Santos (2013), em sua dissertação, fez o mapeamento e a análise dos processos educativos de Brejo dos Crioulos, Minas Gerais, apontando suas propostas curriculares, seus avanços, assim como os limites relacionados à formulação e à implementação de políticas direcionadas para o desenvolvimento educacional local.

Investigou ainda como o povo quilombola percebe a relação entre a proposta de educação diferenciada demandada por eles próprios e a proposta política e pedagógica da legislação educacional disponível.

Como resultados, a autora aponta que há uma grande lacuna a ser preenchida na educação escolar quilombola, por existir uma sobreposição da educação universalista à demanda da educação diferenciada. Faltam investimentos na área. Por outro lado, destaca que o governo não realizou um estudo em conjunto com a comunidade, de modo a conhecer as particularidades de sua cultura. Além disso, não ofertou formação continuada para professores, o que impossibilitava a construção de uma concepção antirracista e antidiscriminatória. Nesse processo, a população quilombola é a única vítima desses dilemas, uma vez que os fatores mencionados não contribuíram para a formação da identidade quilombola.

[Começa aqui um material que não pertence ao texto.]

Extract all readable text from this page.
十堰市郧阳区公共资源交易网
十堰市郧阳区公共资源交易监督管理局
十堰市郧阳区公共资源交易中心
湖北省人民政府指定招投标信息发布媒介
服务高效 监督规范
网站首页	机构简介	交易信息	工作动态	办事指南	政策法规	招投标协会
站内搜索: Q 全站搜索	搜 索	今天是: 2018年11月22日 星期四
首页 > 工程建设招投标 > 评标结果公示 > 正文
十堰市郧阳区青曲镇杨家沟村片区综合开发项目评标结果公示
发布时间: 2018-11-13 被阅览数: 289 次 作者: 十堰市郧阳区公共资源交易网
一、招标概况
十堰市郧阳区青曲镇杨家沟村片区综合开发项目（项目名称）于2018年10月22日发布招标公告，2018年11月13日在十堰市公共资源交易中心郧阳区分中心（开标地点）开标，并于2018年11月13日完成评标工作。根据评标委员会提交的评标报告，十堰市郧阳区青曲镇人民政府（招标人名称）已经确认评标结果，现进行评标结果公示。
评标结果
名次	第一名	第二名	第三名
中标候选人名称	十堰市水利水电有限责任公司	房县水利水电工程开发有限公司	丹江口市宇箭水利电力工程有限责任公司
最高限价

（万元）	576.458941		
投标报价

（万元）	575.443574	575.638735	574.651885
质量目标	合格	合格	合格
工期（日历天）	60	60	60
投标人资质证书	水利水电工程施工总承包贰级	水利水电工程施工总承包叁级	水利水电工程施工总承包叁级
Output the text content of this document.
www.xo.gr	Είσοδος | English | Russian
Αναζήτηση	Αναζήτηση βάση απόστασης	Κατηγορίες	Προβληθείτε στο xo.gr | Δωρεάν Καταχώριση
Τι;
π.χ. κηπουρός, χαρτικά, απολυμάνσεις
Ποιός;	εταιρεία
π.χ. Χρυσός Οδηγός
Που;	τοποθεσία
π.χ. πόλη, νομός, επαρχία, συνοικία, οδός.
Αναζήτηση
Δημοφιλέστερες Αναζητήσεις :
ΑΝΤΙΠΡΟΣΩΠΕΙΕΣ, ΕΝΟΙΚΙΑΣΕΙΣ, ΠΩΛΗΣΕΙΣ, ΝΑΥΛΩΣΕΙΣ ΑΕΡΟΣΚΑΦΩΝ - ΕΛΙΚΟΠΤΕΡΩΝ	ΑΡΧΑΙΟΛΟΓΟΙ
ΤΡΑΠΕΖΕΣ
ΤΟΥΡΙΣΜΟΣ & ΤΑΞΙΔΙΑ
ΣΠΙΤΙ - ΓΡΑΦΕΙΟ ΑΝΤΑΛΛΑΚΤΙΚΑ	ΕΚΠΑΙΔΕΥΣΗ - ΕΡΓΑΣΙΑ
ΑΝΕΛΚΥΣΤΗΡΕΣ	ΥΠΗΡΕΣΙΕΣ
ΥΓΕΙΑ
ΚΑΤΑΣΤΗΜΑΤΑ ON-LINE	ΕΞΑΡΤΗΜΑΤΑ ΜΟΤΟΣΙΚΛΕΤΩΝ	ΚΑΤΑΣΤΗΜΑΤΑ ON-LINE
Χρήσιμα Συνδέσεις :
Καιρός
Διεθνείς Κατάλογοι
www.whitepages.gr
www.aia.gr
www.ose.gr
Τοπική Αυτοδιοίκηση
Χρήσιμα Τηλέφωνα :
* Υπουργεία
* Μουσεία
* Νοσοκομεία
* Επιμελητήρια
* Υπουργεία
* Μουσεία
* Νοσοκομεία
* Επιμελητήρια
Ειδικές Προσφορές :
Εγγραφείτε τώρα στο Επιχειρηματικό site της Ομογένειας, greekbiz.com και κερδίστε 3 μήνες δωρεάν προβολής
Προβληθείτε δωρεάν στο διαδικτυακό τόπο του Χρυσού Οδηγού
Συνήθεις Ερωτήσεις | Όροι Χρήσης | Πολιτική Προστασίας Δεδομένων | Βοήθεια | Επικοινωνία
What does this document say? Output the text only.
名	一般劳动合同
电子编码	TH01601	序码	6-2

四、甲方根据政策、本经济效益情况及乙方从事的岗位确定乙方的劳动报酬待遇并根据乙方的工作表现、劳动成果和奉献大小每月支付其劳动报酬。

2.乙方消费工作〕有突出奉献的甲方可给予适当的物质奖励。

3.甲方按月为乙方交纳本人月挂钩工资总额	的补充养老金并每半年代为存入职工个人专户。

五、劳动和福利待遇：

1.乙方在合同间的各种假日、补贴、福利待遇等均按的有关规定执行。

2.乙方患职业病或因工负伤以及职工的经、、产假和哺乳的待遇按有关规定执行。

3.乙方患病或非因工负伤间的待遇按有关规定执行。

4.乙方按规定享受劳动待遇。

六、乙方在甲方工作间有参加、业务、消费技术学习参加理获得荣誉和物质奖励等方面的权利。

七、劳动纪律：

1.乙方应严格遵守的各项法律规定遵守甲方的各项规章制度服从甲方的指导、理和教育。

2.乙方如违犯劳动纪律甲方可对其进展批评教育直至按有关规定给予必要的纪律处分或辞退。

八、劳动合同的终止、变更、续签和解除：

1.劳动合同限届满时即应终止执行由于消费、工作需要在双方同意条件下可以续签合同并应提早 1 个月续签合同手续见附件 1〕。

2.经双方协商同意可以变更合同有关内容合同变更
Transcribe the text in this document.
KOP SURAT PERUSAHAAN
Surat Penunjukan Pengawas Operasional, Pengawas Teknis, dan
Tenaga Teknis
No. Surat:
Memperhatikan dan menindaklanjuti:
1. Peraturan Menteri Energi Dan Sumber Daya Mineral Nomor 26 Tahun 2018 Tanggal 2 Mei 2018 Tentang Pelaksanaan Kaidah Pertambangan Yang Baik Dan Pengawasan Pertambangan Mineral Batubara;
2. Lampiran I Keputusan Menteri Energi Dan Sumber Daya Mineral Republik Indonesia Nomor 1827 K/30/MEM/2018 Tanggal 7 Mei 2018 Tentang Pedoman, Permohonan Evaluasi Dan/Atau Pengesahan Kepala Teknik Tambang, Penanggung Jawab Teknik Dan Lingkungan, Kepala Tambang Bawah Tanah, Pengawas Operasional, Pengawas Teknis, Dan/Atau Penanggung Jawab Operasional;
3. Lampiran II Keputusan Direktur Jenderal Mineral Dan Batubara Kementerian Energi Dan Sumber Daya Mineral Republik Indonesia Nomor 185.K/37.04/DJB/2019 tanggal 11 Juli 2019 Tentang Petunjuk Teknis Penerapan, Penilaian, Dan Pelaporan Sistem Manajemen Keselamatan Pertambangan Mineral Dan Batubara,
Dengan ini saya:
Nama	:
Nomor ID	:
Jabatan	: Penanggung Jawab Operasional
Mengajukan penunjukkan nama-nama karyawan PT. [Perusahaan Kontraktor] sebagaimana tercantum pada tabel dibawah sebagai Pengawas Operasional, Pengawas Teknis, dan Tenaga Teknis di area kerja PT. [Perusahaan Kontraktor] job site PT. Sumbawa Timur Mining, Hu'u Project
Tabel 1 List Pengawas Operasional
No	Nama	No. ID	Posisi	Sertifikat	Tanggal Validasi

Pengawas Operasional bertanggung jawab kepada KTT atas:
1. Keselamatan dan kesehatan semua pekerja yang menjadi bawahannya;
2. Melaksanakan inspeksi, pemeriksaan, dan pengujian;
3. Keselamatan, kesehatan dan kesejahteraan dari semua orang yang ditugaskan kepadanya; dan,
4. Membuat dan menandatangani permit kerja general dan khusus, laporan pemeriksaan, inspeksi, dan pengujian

Santos (2013) nos ajuda a pensar sobre a formação continuada para os professores que irão trabalhar com a educação escolar quilombola e a importância de diálogo entre o poder público e a comunidade quilombola para atender às suas especificidades.

Desse modo, a autora destaca a necessidade de investimentos por parte do governo para a construção da educação escolar quilombola, na tentativa de garantir que os estudantes recebam uma educação que possibilite o reconhecimento da sua cultura e saberes, bem como o desenvolvimento de atitudes críticas a respeito do racismo e da discriminação que ainda hoje assolam nossa sociedade.

H. L. de Oliveira (2014), Rodrigues (2017) e Santos (2013) apresentam em comum a ausência do interesse do poder público em investir na educação escolar quilombola.

Essa ausência significa não contribuir para o sentimento de pertencimento à cultura quilombola, pois não oferta ao educando momentos de contato com a sua cultura e tampouco contribui para a formação da sua identidade e de seu pertencimento.